PROLOGO

Elizabeth Chase siempre vivió su vida a mil, le gustaba todo tipo de retos y hacía todo tipo de deportes extremos que le subían la adrenalina, desde esquiar hasta escalar, todo era desafíos y aventuras, hasta que supo que estaba embarazada y todo cambio, para mal. En su sexto mes de embarazo detectaron que el bebé estaba muerto, así mismo su esposo que también amaba la aventura tuvo un accidente en la moto donde iba, muriendo en el acto al estrellarse contra un tráiler, hasta el momento no sabe cómo si él era muy precavido, era más cuidadoso, para colmo de males, su casa se incendió el mismo año que murieron su hijo y su esposo, y de no ser por su hermana menor, por 5 años, Rosaline, ella de repente hubiera cometido suicidio, sus padres habían fallecido cuando ella tenía 10 y su hermana 5, Rosie era todo lo que la mantenía cuerda, al contrario de ella, su hermana era reservada y perspectiva, siempre que Elizabeth tenía algún pensamiento negativo y la depresión la empezaba a rondar, ella llegaba o llamaba en el momento exacto, con esa voz chillona y llena de vida, siempre trataba de contagiarle su optimismo, el mismo que ella tenía hasta que la calamidad de la nada apareció en su vida llevándose no solo al amor de su vida, Iván, también al hijo que nunca llegó a conocer. Sin embargo, que interesante es el destino, a veces, te juega limpio o a veces muy sucio, nunca se sabe. Pero su vida da un giro de 360° cuando conozca al hijo del diablo, y no solo porque sea uno, sino que se trata del mismo hijo de Lucifer. Se verá atrapada en una lucha de la cual nunca jamás esperó enfrentar, atrapada en un mundo que bien la estabilizará o la enloquecerá más, si es que es más posible.

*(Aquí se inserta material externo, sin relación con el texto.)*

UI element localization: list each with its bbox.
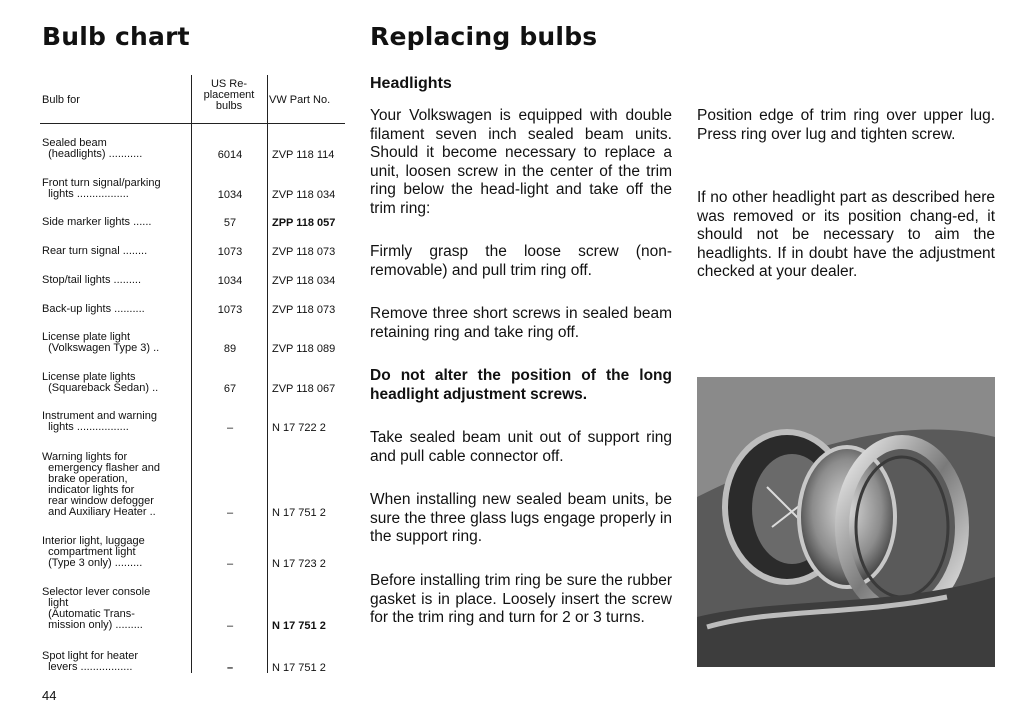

Thorn siempre tenía todo bajo control, todo lo que lo rodeaba, todo aquello que manipulaba, todo, excepto a él mismo, siempre sabía cómo reaccionar y que esperar de sus subordinados cuando metía puyas o acertijos para deleite propio, pero nunca imaginó que los milenios encima no lo habían preparado para un torbellino de mujer que pensaba una cosa, pero hacía otra, era así de cambiante, que se preguntaba si no se trataba de un demonio bien disfrazado o él estaba muy fuera de práctica para tratar a las féminas, aunque él nunca tuvo ningún problema, siempre que necesitaba de algún placer carnal él sabía exactamente qué hacer y cómo conseguirlo, hasta Elizabeth, él pensaba que era una bruja, porque lo había hechizado con ese cabello negro, oscuro como las fosas de sus dominios, que caía lacio hasta la media espalda, y esos ojos oscuros y sin vida que él conocía más que nadie, pero lo más resaltante y que lo hacía ponerse al límite, era que los ojos de ella cuando era tocada por los rayos del sol, cambiaban a un tono rojizo que le era tan familiar, rojo sangre, que hacía que el señor de las tinieblas no solo haría rodar cabezas si alguien se atrevía tan siquiera rozarla, pagarían y con mucho solo si atreviesen a hacer que llorara su ángel endemoniado.